Thursday, 14 July 2011

The Wonders of Legumes

Yes a lot of awful things are happening out there, and the weather in Eastern Canada anyway is cold and wet, but certainly not the extremes of drought and heat in many parts of the world.  So no complaining here. In fact I want to celebrate a family of vegetables called legumes. You know them as peas, beans, soybeans, lentils, clover, alfalfa, lupins, peanuts, and there are more. What makes them special is the symbiotic relationship they have with a soil bacteria called  rhizobia. (the vast majority of bacteria are good for us). Here's what they look like:

The bacteria are capable of fixing (capturing)  nitrogen from the air. Nitrogen is necessary to produce crops and used to come essentially from animal manure, and bat quano. In the mid 1800's a German chemist called Justus von Liebig discovered the important role nitrogen plays in plant growth, and was the first to create chemical fertilizers (now made from natural gas) which have been the boon and bane of farming: huge productivity gains, accompanied by nitrate pollution of waterways and dead zones everywhere these synthetic fertilizers are used. (search for nitrates in earlier posts).
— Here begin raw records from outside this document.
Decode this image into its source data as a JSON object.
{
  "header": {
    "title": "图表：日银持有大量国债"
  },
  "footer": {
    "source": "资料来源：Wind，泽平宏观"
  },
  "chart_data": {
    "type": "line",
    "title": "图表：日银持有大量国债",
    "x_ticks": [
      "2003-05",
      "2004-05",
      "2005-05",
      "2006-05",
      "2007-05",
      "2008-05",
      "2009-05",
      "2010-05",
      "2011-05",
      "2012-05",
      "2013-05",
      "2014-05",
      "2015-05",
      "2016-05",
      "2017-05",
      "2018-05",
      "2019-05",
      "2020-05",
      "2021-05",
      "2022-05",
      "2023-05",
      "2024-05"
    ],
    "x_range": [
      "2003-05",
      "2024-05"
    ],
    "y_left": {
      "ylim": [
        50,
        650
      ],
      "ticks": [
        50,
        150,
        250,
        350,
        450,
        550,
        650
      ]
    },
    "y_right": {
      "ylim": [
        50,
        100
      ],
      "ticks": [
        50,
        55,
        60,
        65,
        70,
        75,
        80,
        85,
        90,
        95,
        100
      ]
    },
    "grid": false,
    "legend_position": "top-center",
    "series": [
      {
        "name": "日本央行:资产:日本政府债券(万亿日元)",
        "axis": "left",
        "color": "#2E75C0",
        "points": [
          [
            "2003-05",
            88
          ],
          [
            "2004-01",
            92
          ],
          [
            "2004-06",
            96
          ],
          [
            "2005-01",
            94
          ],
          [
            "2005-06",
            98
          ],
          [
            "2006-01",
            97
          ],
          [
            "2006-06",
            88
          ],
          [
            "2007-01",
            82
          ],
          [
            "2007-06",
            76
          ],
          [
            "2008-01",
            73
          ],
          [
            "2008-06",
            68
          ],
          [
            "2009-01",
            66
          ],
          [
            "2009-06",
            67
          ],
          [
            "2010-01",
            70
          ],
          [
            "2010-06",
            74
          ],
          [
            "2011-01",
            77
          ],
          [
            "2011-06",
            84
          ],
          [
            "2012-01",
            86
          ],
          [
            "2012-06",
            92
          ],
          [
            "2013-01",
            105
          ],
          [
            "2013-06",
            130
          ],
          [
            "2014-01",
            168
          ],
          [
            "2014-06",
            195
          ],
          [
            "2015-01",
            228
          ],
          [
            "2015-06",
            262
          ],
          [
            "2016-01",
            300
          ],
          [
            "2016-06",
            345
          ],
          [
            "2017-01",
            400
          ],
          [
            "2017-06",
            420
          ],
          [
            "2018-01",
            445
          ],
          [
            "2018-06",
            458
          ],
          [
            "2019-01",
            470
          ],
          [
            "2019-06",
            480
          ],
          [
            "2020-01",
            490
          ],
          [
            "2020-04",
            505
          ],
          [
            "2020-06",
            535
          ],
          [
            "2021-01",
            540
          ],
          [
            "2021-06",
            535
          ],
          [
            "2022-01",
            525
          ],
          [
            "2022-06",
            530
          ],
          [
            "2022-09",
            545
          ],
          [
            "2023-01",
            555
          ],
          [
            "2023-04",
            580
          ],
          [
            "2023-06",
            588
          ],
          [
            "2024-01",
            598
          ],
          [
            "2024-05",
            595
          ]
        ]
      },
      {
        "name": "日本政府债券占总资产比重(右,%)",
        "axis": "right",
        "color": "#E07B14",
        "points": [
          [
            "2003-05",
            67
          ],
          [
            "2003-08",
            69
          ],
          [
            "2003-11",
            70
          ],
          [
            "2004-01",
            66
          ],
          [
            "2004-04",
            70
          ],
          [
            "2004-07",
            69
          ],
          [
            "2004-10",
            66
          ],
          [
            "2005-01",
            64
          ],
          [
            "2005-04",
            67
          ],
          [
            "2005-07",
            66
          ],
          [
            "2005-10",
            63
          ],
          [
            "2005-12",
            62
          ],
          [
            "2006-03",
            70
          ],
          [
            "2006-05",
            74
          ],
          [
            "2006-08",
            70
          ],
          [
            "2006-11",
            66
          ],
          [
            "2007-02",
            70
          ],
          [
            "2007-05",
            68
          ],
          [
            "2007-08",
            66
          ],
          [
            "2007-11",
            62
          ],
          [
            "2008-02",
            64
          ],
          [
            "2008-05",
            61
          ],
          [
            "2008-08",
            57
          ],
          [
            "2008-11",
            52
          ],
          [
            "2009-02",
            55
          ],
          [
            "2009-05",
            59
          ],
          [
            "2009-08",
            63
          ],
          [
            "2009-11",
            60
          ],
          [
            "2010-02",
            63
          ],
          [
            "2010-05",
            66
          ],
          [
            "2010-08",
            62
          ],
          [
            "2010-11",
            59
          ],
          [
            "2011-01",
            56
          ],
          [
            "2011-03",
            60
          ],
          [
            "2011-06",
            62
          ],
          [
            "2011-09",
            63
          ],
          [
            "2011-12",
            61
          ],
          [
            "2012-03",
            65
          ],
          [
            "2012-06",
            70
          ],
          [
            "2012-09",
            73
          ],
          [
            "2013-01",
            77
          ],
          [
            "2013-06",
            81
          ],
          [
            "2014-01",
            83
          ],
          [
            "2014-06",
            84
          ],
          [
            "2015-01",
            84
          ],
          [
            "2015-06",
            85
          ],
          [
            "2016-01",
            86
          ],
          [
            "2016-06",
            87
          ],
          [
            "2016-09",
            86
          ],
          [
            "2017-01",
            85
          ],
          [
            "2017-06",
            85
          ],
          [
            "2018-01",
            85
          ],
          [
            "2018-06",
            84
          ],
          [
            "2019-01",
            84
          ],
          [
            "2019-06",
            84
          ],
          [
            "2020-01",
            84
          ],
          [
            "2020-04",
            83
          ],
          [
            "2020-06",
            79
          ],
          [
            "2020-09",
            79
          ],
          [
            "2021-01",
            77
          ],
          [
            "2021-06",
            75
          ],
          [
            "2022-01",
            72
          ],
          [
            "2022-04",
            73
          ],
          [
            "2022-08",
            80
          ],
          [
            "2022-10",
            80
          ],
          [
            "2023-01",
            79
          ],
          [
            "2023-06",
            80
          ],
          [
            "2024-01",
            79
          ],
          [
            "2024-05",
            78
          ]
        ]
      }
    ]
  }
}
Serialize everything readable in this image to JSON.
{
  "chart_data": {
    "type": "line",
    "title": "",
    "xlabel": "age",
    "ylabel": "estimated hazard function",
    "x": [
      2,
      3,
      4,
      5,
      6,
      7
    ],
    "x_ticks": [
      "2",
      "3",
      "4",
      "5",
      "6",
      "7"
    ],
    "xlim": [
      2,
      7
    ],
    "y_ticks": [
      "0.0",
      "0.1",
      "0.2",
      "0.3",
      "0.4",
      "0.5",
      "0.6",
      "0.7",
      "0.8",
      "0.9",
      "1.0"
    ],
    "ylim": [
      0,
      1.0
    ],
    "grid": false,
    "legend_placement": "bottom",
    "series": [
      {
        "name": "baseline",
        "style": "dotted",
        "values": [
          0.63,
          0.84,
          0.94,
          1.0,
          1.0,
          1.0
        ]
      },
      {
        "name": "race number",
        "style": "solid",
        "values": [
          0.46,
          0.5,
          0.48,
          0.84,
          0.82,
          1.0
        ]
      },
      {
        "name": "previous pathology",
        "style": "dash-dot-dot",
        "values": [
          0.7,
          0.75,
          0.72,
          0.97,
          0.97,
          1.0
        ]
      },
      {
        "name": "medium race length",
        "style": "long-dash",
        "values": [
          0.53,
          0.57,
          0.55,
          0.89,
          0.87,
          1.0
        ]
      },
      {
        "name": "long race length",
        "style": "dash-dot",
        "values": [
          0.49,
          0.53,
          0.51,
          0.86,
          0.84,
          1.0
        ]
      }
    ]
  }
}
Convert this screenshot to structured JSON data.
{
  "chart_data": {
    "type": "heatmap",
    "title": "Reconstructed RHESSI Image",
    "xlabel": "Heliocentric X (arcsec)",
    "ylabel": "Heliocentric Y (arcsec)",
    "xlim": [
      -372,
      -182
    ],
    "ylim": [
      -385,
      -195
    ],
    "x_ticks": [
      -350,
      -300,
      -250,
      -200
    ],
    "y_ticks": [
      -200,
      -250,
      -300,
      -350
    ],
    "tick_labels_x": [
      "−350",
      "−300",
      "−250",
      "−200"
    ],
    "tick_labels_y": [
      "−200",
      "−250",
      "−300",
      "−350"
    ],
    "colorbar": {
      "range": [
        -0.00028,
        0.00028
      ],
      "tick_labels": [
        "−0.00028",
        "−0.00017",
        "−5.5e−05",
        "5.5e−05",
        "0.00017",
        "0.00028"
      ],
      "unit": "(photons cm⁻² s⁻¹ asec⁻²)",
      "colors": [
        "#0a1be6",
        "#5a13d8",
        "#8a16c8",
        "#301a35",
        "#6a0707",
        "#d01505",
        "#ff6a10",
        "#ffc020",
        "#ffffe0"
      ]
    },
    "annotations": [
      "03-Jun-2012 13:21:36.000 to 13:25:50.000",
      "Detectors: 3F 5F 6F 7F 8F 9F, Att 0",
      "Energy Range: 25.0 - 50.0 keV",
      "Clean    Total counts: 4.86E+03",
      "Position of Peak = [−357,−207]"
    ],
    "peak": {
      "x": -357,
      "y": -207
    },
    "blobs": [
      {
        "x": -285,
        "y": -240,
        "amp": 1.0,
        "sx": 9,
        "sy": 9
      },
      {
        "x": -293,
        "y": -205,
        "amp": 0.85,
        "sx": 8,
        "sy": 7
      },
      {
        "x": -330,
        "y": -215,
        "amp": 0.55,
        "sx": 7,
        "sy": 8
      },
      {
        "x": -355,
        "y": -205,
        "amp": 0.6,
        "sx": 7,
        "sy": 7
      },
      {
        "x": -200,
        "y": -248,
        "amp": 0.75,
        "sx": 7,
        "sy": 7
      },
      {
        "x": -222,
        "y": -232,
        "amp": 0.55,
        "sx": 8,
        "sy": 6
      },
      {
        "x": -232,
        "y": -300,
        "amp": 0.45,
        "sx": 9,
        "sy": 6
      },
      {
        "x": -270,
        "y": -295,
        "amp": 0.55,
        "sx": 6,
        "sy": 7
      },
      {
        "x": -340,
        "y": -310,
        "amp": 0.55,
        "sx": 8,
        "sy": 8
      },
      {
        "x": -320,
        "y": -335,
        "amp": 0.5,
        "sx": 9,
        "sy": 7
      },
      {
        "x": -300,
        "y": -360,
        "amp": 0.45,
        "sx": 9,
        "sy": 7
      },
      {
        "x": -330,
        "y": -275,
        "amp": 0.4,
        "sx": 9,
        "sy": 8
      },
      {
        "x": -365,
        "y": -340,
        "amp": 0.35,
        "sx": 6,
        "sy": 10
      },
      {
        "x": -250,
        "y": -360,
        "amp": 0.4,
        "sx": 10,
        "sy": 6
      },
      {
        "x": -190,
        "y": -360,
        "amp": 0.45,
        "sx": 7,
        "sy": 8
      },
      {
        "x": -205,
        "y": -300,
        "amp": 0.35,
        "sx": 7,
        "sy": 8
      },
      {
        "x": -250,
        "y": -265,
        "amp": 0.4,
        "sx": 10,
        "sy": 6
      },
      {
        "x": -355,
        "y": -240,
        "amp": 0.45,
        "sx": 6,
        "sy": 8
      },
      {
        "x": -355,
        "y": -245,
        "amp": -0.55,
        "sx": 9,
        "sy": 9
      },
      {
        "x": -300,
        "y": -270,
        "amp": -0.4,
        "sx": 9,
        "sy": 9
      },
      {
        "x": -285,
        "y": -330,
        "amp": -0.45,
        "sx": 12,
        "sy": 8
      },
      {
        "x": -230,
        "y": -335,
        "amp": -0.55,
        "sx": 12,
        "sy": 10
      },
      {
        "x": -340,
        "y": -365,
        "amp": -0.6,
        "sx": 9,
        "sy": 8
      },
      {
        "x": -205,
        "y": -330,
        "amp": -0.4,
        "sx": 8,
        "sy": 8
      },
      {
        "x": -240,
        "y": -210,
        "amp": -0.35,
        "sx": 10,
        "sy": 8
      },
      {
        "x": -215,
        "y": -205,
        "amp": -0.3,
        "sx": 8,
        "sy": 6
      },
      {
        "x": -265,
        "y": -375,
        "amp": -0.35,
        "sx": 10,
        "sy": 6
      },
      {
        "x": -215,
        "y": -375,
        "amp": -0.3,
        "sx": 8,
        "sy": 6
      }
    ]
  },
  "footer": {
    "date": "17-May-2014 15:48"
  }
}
That's what makes legumes so special. There's really no need for chemical fertilizer (in fact too much available nitrogen suppresses the production by the bacteria).  All of the legumes make excellent crops for experienced or beginning gardeners. Legumes generally have higher protein levels than other vegetables (scientists think it's because of the extra nitrogen which is a key component of protein)and crops like beans can be harvested and re-harvested over several weeks. One trick I've found is wide-row planting. Because fertility isn't an issue, they can be bunched together and still be very productive. As well the wide rows shade the ground and keep weeds at a minimum, and the very best thing is you can stand in one place and harvest a lot before moving down the row. Here's what it looks like. (the peas are doing well in the cold, damp summer of 2011, beans are a little slow, they like warmer weather.)

The holy grail for many plant biologists would be developing grains that would attract the rhizobia bacteria to their roots, then you'd be able to grow wheat, barley, etc, with little or no need for chemical fertilizer, and all the cost and environmental damage that come along with it. It's this promise (I keep reading that it's a long-shot)  that maintains many people's interest in GMO research. Scientist say there's no way this would happen with conventional breeding techniques, but might through genetic engineering. A good enough reason to keep GMO research going?